Double Chocolate Cupcakes| These perfectly moist cupcakes are all about chocolate! Chocolate cake and chocolate frosting. Treat yourself, friends and family to the ultimate chocolate cupcake! This recipe makes 36 cupcakes making it perfect for large gatherings and bake sales. They also freeze beautifully. So if you have a big event coming up you can have these delicious double chocolate cupcakes waiting for you in the freezer! Frosting and all!
I love working with this chocolate cake batter. It bakes perfect every time. Some of my favorite cupcakes I’ve made with this batter is GERMAN CHOCOLATE CUPCAKES, VALENTINE’S DAY CUT OUT CUPCAKES and SECRET FISHING HOLE CUPCAKES.

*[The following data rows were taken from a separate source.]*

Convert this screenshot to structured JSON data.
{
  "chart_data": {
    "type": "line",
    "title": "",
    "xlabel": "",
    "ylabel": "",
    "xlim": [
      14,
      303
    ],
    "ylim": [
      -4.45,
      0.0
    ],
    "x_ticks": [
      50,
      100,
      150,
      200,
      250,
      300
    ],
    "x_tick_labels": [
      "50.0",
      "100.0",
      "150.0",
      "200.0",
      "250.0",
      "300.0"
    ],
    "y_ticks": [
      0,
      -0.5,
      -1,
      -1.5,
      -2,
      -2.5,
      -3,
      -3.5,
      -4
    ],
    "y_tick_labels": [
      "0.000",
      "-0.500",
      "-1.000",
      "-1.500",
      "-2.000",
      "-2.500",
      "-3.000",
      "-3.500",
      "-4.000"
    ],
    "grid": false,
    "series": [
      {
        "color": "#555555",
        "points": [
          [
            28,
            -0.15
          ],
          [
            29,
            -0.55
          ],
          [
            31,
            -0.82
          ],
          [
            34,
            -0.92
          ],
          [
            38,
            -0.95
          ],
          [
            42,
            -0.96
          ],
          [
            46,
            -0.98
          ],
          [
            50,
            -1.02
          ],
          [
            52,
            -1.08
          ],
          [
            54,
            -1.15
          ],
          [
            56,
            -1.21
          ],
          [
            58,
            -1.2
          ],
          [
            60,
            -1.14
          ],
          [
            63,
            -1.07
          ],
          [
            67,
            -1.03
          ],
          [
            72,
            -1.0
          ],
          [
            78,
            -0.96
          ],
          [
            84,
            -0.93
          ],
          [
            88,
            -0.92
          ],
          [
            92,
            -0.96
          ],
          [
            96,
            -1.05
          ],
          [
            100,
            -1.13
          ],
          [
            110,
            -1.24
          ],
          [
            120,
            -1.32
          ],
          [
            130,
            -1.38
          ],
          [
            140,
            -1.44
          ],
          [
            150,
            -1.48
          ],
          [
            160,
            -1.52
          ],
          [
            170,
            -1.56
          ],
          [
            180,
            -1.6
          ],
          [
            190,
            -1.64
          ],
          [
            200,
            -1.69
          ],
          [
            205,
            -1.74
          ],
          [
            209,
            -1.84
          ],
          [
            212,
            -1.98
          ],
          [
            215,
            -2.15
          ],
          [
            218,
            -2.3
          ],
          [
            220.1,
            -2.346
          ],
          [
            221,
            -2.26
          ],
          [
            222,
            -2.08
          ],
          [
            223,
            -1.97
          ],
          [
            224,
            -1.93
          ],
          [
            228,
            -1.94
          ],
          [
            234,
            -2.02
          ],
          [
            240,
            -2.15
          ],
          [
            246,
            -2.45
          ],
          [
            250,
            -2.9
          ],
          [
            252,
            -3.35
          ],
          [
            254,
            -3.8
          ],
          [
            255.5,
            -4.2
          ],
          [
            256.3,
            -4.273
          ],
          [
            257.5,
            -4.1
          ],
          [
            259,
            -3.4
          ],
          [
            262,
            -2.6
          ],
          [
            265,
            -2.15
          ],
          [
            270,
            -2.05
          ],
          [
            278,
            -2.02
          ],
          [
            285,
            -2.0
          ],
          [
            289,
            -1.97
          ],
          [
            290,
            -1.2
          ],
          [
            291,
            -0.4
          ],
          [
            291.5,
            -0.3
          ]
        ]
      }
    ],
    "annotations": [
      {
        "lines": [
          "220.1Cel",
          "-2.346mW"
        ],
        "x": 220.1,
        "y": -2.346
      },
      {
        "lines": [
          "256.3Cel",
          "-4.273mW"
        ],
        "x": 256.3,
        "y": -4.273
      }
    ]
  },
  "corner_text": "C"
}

Don’t forget to add these cupcakes to your cupcake/cake or dessert board! Don’t have a cupcake/cake board? Let me help you build one. Click here for a board filled with yummy cupcake and cake recipes—->>>> CAKE AND CUPCAKES RECIPES
For the Cupcake Batter
- 3/4 cup unsweetened Dutch or Dark cocoa powder
- 3/4 cup hot water
- 3 cups all-purpose flour
- 1 teaspoon baking soda
- 1 teaspoon baking powder
- 1 1/4 teaspoons salt
- 1 1/2 cups unsalted butter
- 2 1/4 cups granulated sugar
- 4 large eggs
- 1 tablespoons vanilla extract
- 1 cup sour cream
For the Chocolate Cream Cheese Frosting
- 1 (8 ounce) block cream cheese, softened
- 1 cup unsalted butter, softened
- 1/2 cup plus 2 tablespoons Dutch or Dark cocoa powder
- 6 cups confectioners' sugar
For the Cupcake Batter:
Preheat oven to 350°. Line muffin tins with 36 cupcake liners.

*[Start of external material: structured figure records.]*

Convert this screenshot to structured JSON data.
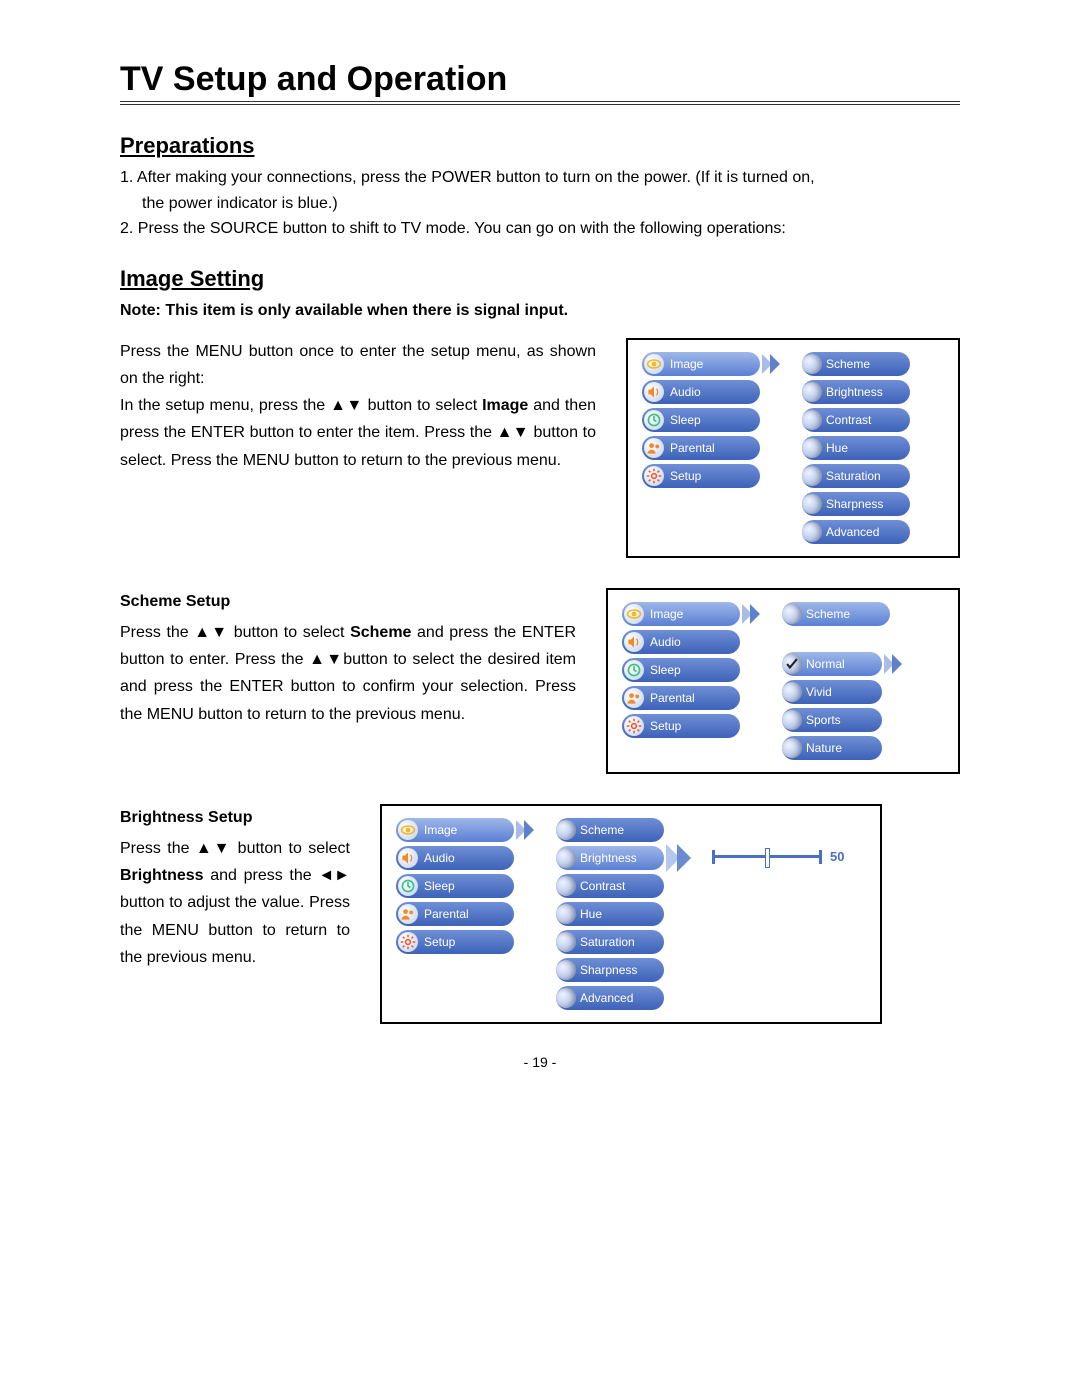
{
  "title": "TV Setup and Operation",
  "sections": {
    "preparations": {
      "heading": "Preparations",
      "item1_line1": "1. After making your connections, press the POWER button to turn on the power. (If it is turned on,",
      "item1_line2": "the power indicator is blue.)",
      "item2": "2. Press the SOURCE button to shift to TV mode. You can go on with the following operations:"
    },
    "image_setting": {
      "heading": "Image Setting",
      "note": "Note: This item is only available when there is signal input.",
      "intro": "Press the MENU button once to enter the setup menu, as shown on the right:\nIn the setup menu, press the ▲▼ button to select Image and then press the ENTER button to enter the item. Press the ▲▼ button to select. Press the MENU button to return to the previous menu.",
      "intro_bold_word": "Image",
      "scheme_heading": "Scheme Setup",
      "scheme_text": "Press the ▲▼ button to select Scheme and press the ENTER button to enter. Press the ▲▼button to select the desired item and press the ENTER button to confirm your selection. Press the MENU button to return to the previous menu.",
      "scheme_bold_word": "Scheme",
      "brightness_heading": "Brightness Setup",
      "brightness_text": "Press the ▲▼ button to select Brightness and press the ◄► button to adjust the value. Press the MENU button to return to the previous menu.",
      "brightness_bold_word": "Brightness"
    }
  },
  "menus": {
    "main_items": [
      {
        "label": "Image",
        "icon": "eye",
        "icon_color": "#f5b822"
      },
      {
        "label": "Audio",
        "icon": "speaker",
        "icon_color": "#f58a22"
      },
      {
        "label": "Sleep",
        "icon": "clock",
        "icon_color": "#35c27a"
      },
      {
        "label": "Parental",
        "icon": "people",
        "icon_color": "#f58a22"
      },
      {
        "label": "Setup",
        "icon": "gear",
        "icon_color": "#f55a22"
      }
    ],
    "sub_items": [
      "Scheme",
      "Brightness",
      "Contrast",
      "Hue",
      "Saturation",
      "Sharpness",
      "Advanced"
    ],
    "scheme_options": [
      "Normal",
      "Vivid",
      "Sports",
      "Nature"
    ],
    "fig1": {
      "main_selected": "Image"
    },
    "fig2": {
      "main_selected": "Image",
      "sub_selected": "Scheme",
      "option_selected": "Normal"
    },
    "fig3": {
      "main_selected": "Image",
      "sub_selected": "Brightness",
      "slider_value": 50,
      "slider_min": 0,
      "slider_max": 100
    }
  },
  "colors": {
    "pill_grad_top": "#6f8fd6",
    "pill_grad_bottom": "#3d62b8",
    "pill_selected_top": "#9fb7e8",
    "pill_selected_bottom": "#5a7fd4",
    "chevron": "#6a8bd0",
    "chevron_light": "#b5c7ea",
    "slider_color": "#4b6fc2",
    "border": "#000000",
    "text": "#000000",
    "pill_text": "#ffffff"
  },
  "typography": {
    "title_fontsize": 34,
    "heading_fontsize": 22,
    "body_fontsize": 16,
    "menu_label_fontsize": 12,
    "slider_value_fontsize": 13
  },
  "page_number": "- 19 -"
}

Whisk together cocoa and hot water until smooth. In another bowl, whisk together flour, baking soda, baking powder, and salt.
Melt butter with sugar in a saucepan over medium-low heat, stirring to combine. Remove from heat, and pour into a mixing bowl. With an electric mixer on medium-low speed, beat until mixture is cooled, 4 to 5 minutes. Add eggs, one at a time, beating until each is incorporated, scraping down sides of bowl as needed. Add vanilla, then cocoa mixture, and beat until combined. Reduce speed to low. Add flour mixture in two batches, alternating with the sour cream, and beating until just combined after each. Fill cupcake liners 2/3 full. Bake 17 to 20 minutes or until a toothpick inserted into the middle comes out clean. Cool completely before frosting.
For the Chocolate Cream Cheese Frosting:
Cream together the cream cheese and butter until fluffy. Add the vanilla and cocoa. Blend in the confectioners sugar 1 cup at a time until fluffy. Frost either using a piping bag or just spread on.